Approach 2: Dynamic Application Security Testing (DAST)
Application security testing is a method using automated tools to scan web apps from the outside in as a “black box,” analyzing the application and looking for well-known vulnerabilities such as cross-site scripting, SQL injection, or command injection. There are dozens of scanning tools available, including several really good open source products. Effective passive scanning tools can identify well-understood problems in live code that is running in a web application. More sophisticated scanners also can analyze code as it is running (in runtime), making it more difficult for malicious hackers to hide attacks.
Passive scanning tools have crucial weaknesses. Advanced attackers will identify scanners by mapping their IP addresses or detecting the automated clients running the test. These attackers will serve a benign code to scanners and requests that could be coming from the site owner, and will serve the vulnerable code only to verified targeted users (e.g. cryptowallet holders).
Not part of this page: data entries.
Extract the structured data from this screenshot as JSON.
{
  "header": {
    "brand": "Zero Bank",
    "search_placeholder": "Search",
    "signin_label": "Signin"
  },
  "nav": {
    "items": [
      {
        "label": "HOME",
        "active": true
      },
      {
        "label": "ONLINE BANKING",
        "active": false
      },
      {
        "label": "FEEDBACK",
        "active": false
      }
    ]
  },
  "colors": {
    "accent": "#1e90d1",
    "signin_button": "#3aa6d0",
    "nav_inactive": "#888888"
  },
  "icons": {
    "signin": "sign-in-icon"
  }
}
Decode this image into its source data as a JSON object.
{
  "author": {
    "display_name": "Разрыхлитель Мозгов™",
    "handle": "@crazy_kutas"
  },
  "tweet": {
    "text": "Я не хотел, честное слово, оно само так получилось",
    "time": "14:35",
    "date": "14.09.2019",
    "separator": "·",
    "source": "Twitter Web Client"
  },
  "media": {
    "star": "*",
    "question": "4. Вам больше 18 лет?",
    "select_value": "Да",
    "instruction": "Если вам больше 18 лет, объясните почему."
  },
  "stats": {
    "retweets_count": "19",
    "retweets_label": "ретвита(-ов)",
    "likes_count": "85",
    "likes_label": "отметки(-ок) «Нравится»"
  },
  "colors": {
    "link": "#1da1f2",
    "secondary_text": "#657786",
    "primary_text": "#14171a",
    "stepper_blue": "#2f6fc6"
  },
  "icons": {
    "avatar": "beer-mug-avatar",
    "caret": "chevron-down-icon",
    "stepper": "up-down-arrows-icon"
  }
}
Approach 3: Real-User Runtime Analysis
These systems examine code from the inside out, looking for live behaviors that are irregular. Runtime analysis can be used to study how a web application interacts with a user—how it presents information and how it reacts to conditional patterns. Because it can see exactly what an application is doing with every bit of information running through the application and all data provided by users, runtime analysis can identify anomalous behaviors originating from third-party JavaScript libraries and services and can trace anomalous behavior that may instantiate only in specific use cases (being it a bug that a developer introduced or a sophisticated malware crafted by an attacker). This way runtime analyzers can see things that are “strange,” such as an extra field added to a form by malicious hackers trying to grab bank information from unsuspecting site visitors or a script that hijacks payment information typed in by a user and sends it to some new, unknown site. Because this runtime code is running on real users as part of the application, it gives the best visibility to what’s happening on the client-side, on all users, avoiding the pitfalls of AST scanners.
Which Approach Should You Use?
All three approaches are useful and play a key role in security. SCA is an excellent method for improving security during pre-deployment. DAST serves as a primary layer of defense to spot obvious problems and covers some runtime problems, but can’t be relied on to stop the most sophisticated attacks. Real-user runtime analysis is the second layer, the “eye-in-the-sky” that detects more sophisticated attacks and anomalies and directs security teams to these hotspots. A smart strategy to protect web apps against JavaScript attacks will use all three in conjunction, creating overlapping layers of security.